# Help! Key stuck in ignition.



## R34_GT-t (Oct 29, 2001)

Hi,

I've just fitted my new lockset to my R32 today, and the key's got stuck in the ignition. 

It is an auto, so obviously you have to have it in 'Park' to be able to remove it from the ignition. As I've just fitted it today, I thought I would have a see how the electrics are working for the first time since I got it. Turn's out the key is stuck now! 

Any help is much appreciated. 

Thanks,
-Elliot


----------



## IanH (Nov 23, 2002)

On US autos you have to turn the key forward 1 notch to release it (so turn it all the off then turn 1 click forward/on), hope that helps.


----------



## MattPayne (Apr 11, 2002)

you have pressed the little button on the ignition barrel to let the turn all the way back havent you...


----------



## IanH (Nov 23, 2002)

Same as the Pulsar is it?


----------



## Crail Loser (Jan 11, 2003)

Does it not have a cable which releases the key attached to the gear shift lever.

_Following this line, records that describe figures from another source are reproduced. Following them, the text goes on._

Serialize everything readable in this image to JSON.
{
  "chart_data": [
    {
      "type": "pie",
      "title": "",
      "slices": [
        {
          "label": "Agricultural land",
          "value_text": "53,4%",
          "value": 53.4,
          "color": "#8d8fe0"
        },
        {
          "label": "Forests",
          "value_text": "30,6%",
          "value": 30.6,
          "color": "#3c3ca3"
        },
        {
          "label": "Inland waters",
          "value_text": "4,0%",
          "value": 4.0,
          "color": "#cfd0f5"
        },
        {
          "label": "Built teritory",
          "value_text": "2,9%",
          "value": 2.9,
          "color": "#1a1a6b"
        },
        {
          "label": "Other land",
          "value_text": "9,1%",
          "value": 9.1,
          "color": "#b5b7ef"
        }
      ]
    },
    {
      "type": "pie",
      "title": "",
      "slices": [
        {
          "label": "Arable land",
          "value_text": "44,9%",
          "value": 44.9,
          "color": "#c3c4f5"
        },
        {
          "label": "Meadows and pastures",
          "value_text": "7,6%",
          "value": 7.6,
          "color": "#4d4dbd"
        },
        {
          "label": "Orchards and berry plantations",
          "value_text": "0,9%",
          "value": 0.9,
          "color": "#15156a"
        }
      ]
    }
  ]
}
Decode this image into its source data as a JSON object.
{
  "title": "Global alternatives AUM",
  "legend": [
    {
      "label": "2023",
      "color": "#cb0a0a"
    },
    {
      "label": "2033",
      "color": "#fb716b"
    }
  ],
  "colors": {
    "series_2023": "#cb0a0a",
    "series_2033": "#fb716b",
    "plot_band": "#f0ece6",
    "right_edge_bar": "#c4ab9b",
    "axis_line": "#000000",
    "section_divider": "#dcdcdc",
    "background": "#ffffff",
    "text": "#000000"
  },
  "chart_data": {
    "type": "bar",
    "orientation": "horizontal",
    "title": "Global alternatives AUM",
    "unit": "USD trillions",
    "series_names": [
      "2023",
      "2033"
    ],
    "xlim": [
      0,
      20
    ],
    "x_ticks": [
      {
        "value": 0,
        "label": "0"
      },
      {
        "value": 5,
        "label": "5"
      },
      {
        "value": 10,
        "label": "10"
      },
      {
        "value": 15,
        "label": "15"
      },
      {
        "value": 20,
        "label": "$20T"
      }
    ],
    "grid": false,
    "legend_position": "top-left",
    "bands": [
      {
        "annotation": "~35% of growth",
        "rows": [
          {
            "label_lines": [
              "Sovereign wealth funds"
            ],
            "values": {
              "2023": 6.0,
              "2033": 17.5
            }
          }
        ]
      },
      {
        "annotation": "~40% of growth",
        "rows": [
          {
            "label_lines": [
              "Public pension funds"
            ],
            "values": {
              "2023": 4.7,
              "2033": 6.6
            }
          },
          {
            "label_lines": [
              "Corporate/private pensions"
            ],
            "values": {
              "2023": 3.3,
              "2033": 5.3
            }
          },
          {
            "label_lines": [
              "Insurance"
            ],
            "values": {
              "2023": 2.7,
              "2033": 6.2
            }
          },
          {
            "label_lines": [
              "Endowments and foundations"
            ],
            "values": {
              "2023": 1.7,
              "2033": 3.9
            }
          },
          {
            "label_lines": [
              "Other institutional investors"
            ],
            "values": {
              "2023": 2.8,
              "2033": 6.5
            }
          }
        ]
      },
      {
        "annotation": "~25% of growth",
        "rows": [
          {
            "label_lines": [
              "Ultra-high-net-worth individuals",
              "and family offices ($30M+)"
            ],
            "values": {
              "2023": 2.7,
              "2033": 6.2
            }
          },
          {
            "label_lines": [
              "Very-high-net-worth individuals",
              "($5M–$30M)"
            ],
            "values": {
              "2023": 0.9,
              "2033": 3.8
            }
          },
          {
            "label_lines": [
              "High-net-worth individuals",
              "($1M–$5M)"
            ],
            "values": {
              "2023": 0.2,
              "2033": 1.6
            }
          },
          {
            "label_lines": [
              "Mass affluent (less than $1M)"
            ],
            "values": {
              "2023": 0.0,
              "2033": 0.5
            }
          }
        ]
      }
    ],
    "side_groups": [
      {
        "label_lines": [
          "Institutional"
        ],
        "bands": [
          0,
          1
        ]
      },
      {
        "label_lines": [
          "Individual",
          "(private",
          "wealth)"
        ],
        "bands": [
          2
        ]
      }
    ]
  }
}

You can adjust it from the gear lever area, when you push the level all the way forward into park it shoves the cable which releases the key, it can usually be adjusted from the lever area.

Sorry but I have never worked on an auto one but that system is very popular on other Jap cars.


----------



## MattPayne (Apr 11, 2002)

Just been out to have a look at my car...

yes key can only be removed in park... the release mechanism is operated by the gearshift button... ie. keys locked in ignition, lever in park, but gearshift button still pressed in... key locked... release button - click - key released...

do you have power in your car?? im thinking its electrically controlled...


----------



## R34_GT-t (Oct 29, 2001)

Hi,

Cheers for the help guys. 

I've just got it fixed. It turns out that there is a little tiny lever next to the 'Press' button which is orange at the end. This moves from side to side (Kind of like the one on the boot), and has stopped it from being removed. I just flicked it back again, and now it's all fine and dandy. 

Thanks for the help guys, couldn't have done it without you. 

Cheers,
-Elliot


----------



## R34_GT-t (Oct 29, 2001)

Hi Matt,

Cheers for that mate.  I don't know how that little orange lever works which I found, but I have my sus****ions (SP?) that it is to do with the gear shift lever as you suggested. 

I'll just keep my eye on it for now. If it does it frequent, I will have to investigate further. 

Cheers,
-Elliot


----------